C. Plaintiff's Motion for Summary Judgment or to Strike Defendant's Motion to Dismiss
Plaintiff argues that Defendant's motion to dismiss should be stricken because it is frivolous. Alternatively, Plaintiff moves for summary judgment. In light of the Court's ruling on Defendant's motion to dismiss, however, Plaintiff's motion to strike or for summary judgment is denied.
III. CONCLUSION
For the foregoing reasons, Defendant's motion to dismiss is granted. Plaintiff's motion to reinstate the entry of default and for default judgment is denied. Plaintiff's motion to "strike" Defendant's motion or for summary judgment is dismissed as moot.

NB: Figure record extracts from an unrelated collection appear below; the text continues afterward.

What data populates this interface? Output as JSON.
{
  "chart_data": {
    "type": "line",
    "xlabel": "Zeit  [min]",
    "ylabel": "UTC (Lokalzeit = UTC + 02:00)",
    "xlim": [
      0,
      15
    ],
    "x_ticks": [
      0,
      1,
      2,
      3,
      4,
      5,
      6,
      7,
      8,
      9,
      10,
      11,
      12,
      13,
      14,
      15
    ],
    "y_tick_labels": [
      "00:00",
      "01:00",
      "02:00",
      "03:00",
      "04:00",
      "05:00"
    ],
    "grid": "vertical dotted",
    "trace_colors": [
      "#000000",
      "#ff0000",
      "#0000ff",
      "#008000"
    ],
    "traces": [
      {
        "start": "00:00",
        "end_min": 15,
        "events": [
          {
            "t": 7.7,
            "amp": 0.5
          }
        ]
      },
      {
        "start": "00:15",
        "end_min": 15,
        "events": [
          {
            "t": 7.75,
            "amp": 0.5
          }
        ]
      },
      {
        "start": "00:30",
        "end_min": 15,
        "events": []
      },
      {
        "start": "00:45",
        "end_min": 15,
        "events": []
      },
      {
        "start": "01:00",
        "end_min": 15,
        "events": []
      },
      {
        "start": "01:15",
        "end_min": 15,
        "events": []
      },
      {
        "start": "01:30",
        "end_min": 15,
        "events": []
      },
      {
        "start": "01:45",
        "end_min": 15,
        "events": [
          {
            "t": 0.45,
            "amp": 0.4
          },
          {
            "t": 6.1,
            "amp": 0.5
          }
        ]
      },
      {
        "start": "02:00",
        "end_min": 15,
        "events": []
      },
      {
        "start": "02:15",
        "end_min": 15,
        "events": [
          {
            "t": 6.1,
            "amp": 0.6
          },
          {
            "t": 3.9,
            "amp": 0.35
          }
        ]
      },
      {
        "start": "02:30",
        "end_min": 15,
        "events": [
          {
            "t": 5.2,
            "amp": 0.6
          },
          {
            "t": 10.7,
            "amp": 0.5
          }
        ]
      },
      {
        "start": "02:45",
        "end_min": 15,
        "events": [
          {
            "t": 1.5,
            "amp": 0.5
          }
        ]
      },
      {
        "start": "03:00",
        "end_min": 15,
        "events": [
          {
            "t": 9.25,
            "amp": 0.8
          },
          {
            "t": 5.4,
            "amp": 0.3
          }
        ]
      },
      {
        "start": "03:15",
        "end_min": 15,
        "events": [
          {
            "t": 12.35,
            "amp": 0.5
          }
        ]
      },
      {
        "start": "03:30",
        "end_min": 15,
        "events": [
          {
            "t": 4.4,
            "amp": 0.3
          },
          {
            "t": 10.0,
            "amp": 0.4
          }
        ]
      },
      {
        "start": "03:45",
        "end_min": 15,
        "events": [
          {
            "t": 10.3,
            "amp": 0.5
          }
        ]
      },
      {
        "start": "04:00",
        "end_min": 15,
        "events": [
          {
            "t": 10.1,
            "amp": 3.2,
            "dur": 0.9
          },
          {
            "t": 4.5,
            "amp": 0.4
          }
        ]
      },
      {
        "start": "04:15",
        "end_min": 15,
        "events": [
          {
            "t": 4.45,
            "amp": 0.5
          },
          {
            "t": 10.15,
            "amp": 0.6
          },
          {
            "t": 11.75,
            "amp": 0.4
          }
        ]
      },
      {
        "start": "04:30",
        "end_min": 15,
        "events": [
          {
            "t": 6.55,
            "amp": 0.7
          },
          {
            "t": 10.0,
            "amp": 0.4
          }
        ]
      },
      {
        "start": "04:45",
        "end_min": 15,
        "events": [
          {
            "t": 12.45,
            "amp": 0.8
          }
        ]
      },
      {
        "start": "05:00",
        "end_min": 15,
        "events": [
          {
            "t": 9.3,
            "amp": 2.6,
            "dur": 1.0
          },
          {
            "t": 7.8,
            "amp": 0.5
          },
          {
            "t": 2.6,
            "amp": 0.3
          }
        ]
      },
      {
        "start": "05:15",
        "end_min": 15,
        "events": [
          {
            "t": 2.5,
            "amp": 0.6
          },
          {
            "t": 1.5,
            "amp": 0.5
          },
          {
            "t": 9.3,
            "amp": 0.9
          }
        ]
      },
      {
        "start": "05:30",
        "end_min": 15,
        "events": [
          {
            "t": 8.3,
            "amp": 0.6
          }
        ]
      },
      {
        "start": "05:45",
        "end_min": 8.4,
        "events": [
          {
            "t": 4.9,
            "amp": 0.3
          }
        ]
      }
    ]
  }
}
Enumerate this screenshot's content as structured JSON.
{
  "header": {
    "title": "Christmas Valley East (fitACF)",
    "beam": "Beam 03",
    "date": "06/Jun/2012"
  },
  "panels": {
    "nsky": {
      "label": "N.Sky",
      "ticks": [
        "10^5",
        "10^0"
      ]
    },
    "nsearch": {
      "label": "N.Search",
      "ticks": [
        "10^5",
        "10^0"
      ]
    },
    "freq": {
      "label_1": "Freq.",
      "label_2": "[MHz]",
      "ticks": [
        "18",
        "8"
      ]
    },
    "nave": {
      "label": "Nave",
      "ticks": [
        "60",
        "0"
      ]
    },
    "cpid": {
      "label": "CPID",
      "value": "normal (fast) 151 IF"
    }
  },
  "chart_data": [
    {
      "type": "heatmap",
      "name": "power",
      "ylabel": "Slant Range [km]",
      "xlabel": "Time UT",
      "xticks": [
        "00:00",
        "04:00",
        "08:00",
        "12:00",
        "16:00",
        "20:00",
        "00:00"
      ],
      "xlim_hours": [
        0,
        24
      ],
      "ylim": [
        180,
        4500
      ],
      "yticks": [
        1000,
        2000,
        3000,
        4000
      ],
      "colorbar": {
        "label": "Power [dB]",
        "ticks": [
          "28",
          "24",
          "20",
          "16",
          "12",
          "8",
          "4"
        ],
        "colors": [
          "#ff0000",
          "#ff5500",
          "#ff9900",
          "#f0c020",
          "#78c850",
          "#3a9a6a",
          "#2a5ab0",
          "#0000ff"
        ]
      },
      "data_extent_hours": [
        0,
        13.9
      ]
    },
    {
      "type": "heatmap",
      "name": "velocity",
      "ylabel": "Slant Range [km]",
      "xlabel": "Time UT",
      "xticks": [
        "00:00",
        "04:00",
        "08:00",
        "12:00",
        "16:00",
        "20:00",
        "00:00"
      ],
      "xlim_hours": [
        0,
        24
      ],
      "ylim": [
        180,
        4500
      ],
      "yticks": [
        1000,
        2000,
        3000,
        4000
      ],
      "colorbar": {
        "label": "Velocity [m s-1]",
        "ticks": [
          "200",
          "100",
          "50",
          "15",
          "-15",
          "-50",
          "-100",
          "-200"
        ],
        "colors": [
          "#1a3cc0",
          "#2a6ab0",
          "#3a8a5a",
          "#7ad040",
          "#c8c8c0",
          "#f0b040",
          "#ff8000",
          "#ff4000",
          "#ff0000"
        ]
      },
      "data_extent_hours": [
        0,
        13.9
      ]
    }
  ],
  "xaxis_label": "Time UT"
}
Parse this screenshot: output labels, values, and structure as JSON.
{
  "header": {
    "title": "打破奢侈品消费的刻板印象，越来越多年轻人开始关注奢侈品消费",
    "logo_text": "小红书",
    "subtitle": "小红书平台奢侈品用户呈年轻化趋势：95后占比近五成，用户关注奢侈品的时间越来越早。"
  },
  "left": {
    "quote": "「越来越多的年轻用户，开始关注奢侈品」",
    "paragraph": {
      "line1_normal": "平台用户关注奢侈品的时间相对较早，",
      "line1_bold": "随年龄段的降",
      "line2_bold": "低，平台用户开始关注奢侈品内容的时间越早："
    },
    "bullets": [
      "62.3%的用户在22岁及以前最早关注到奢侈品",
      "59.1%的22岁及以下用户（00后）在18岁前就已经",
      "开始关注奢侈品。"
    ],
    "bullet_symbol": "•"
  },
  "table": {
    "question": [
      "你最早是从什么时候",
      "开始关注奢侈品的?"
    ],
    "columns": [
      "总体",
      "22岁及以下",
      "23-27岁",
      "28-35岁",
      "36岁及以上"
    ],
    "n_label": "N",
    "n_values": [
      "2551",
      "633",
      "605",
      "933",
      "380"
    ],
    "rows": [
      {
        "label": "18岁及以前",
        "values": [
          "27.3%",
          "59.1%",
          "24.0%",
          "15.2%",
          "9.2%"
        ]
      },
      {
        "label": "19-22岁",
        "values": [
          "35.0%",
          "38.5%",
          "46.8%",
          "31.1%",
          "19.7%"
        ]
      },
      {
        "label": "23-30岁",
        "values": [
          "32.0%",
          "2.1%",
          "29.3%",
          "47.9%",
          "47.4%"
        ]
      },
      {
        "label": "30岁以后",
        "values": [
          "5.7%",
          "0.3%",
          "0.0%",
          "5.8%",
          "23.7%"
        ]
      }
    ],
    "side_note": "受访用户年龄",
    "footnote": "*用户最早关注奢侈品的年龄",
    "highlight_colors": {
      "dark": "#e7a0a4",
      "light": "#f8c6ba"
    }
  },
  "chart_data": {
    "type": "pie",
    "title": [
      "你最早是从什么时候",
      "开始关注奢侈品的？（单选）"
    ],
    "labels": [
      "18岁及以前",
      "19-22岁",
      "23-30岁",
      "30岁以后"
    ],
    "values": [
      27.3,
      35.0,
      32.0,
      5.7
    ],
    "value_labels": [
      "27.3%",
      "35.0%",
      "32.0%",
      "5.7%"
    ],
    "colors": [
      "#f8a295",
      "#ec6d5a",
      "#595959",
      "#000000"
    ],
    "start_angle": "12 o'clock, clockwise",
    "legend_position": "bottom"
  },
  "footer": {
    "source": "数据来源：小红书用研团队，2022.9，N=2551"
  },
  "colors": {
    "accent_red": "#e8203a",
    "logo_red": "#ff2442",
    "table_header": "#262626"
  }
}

An appropriate order follows.
O R D E R
This matter having come before the Court on Defendant's motion to dismiss pursuant to Fed.R.Civ.P. 12(b)(1) and 12(b)(6); on Plaintiff's motion to "strike" Defendant's motion, to reinstate the entry of default against Defendant, and to enter default judgment or summary judgment against Defendant; and
The Court having considered the submissions of the parties; and
The Court having decided this matter without oral argument pursuant to Fed.R.Civ.P. 78; and
For the reasons set forth in the Court's Opinion issued this day; and
For good cause shown;
It is on this ___ day of April, 2000 ORDERED that Defendant's motion to dismiss pursuant to Fed.R.Civ.P. 12(b)(6) is granted; and
IT IS FURTHER ORDERED that Plaintiff's motion to reinstate the entry of default and for default judgment is denied; and
IT IS FURTHER ORDERED that Plaintiff's motion to "strike" Defendant's motion or for summary judgment is dismissed as moot; and
IT IS FURTHER ORDERED that the Plaintiff's Complaint is dismissed; and
IT IS FURTHER ORDERED that the Clerk of the Court shall close this case.